JC: … If I were to be sitting here with a doctor in private practice in Taiwan - I know in this country doctors worry a lot that Medicare doesn’t pay enough money and that it’s very bureaucratic - what kind of complaints would I hear from them?

MC: Of course, doctors would complain in public, but appreciate it in private - because, you know, especially in this economic downturn, how can you find an industry with assured growth rate annually? Right now they enjoy somewhere between four percent to five percent increased rate, and this is a sure thing.

http://blogs.tnr.com/tnr/blogs/the_treatment/archive/2009/04/17/tnrtv-the-case-for-single-payer-health-care.aspx

Comment:

By Don McCanne, MD

Our political leaders keep telling us that Americans don’t want single payer, but instead we want a uniquely American solution for all Americans.

So what did Taiwan do? They looked at health care systems throughout the world, and they chose a uniquely American system for Taiwan! - Medicare! - except that they expanded its benefits and included everyone. And it really works well.

So Congress is returning from recess with health care reform at the top of its agenda.

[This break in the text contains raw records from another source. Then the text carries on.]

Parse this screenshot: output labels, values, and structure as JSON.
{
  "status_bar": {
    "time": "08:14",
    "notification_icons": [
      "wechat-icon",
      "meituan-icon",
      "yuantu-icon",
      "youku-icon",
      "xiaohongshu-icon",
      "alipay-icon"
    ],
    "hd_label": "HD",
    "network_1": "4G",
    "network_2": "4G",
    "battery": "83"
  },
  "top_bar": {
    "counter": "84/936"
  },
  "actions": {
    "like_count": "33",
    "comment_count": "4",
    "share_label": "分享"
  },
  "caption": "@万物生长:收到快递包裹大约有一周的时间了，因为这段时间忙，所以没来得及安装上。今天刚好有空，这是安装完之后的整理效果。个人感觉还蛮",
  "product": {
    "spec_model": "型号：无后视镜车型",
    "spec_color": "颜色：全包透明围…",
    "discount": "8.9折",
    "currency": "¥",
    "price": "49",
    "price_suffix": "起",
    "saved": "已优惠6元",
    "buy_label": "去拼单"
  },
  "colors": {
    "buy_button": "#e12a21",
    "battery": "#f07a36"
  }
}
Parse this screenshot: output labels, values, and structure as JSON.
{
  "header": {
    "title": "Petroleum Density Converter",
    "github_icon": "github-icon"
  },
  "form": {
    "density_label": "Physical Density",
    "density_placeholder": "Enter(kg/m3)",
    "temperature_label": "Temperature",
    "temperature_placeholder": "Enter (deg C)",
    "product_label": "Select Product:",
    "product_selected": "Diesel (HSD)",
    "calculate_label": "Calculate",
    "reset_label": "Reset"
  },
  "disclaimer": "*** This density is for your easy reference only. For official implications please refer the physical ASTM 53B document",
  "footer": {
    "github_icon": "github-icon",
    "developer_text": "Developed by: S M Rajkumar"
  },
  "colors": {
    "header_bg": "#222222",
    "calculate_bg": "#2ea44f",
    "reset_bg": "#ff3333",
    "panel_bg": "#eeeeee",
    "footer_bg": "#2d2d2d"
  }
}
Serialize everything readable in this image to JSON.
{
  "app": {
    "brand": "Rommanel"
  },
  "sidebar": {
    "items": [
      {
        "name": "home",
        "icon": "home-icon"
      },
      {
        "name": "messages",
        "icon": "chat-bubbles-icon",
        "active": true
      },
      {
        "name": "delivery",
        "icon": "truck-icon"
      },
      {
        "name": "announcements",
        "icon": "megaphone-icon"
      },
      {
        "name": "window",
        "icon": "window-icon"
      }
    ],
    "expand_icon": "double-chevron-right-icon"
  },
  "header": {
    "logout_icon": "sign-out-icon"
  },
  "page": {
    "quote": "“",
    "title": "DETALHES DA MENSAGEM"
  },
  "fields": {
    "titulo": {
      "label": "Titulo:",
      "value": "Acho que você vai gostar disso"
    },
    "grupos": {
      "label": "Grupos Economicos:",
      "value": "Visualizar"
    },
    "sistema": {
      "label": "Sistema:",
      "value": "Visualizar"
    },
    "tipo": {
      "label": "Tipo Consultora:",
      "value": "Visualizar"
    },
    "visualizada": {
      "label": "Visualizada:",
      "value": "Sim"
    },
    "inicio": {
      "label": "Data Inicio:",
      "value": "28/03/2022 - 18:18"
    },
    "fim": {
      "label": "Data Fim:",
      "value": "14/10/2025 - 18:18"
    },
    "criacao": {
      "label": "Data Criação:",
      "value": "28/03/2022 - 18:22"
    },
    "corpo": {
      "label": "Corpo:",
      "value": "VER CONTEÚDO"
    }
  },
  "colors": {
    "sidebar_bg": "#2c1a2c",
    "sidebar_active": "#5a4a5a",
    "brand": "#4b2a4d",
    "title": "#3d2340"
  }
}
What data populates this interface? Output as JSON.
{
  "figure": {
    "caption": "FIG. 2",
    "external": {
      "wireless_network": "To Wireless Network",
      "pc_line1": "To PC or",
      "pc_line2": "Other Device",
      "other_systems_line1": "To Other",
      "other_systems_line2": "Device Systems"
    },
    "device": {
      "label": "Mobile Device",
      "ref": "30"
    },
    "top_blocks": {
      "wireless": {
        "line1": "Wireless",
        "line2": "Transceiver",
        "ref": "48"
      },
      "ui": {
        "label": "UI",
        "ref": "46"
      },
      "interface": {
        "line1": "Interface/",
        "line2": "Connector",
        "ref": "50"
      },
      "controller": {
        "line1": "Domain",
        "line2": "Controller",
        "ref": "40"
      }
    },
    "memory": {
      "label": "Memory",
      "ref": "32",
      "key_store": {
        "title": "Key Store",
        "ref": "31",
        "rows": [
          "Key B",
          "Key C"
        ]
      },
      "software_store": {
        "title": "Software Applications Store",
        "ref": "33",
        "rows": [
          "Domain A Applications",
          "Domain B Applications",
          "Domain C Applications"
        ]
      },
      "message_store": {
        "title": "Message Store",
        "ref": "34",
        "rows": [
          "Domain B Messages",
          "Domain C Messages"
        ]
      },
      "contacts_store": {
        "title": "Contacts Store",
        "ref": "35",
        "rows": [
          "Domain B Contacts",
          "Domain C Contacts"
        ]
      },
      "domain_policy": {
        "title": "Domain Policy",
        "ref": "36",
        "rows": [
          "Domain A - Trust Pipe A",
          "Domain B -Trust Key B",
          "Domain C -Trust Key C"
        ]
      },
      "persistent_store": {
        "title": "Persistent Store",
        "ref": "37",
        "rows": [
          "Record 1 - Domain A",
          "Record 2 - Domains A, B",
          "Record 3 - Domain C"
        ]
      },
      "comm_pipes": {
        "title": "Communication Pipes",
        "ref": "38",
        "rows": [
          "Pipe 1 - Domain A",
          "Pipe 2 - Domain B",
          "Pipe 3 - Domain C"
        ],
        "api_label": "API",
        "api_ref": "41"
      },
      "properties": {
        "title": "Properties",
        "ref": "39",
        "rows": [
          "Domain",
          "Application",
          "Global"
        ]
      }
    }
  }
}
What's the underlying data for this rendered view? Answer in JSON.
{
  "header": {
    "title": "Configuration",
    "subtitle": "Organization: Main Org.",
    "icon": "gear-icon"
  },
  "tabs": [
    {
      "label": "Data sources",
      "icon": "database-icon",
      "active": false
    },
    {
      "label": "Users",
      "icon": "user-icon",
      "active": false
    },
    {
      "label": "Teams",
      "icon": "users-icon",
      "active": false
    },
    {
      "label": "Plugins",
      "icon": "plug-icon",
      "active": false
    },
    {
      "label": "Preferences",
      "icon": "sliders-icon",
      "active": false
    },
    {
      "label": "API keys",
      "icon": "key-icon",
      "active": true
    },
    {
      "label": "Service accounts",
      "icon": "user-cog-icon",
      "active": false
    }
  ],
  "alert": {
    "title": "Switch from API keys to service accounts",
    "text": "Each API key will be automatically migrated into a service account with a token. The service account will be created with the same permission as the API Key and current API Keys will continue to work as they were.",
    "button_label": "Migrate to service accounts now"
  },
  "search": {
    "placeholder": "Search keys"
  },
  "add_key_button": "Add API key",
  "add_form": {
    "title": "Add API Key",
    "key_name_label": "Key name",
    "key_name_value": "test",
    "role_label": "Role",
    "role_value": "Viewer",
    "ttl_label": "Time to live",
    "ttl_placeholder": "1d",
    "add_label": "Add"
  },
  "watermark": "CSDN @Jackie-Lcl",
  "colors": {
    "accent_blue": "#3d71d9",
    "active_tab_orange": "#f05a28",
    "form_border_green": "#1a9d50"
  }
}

They have already decided that single payer is off the table, but they are having difficulty in addressing three issues: 1) the role of government in regulating the private insurance industry and offering a public insurance option, 2) the near impossibility of covering everyone in the fragmented, multi-payer system that they have selected, and 3) the difficulty in finding funds to pay for this model of reform - the most expensive ever devised.

But they’ve taken off the table the one model that would work - the uniquely American program: Medicare for All. Fixing Medicare and providing it for everyone would: 1) define the most effective and efficient role that government could have in health care financing, 2) make coverage completely automatic for absolutely everyone, and 3) reduce inefficiencies and waste that would eliminate the need to search for other funds.

Oh wait… There is that uniquely American industry that helped pay for the elections of our members of Congress: the private insurance industry (no relation to the social insurance private plans of other nations).

What a difficult decision for Congress: taxpayer dollars to support a uniquely American private insurance industry that remains incapable of ensuring affordable health care for all, or efficient financing of a uniquely American Medicare for All that would provide for the health care needs of everyone.

Actually, for Congress that decision is not so difficult. Medicare for All is already off the table.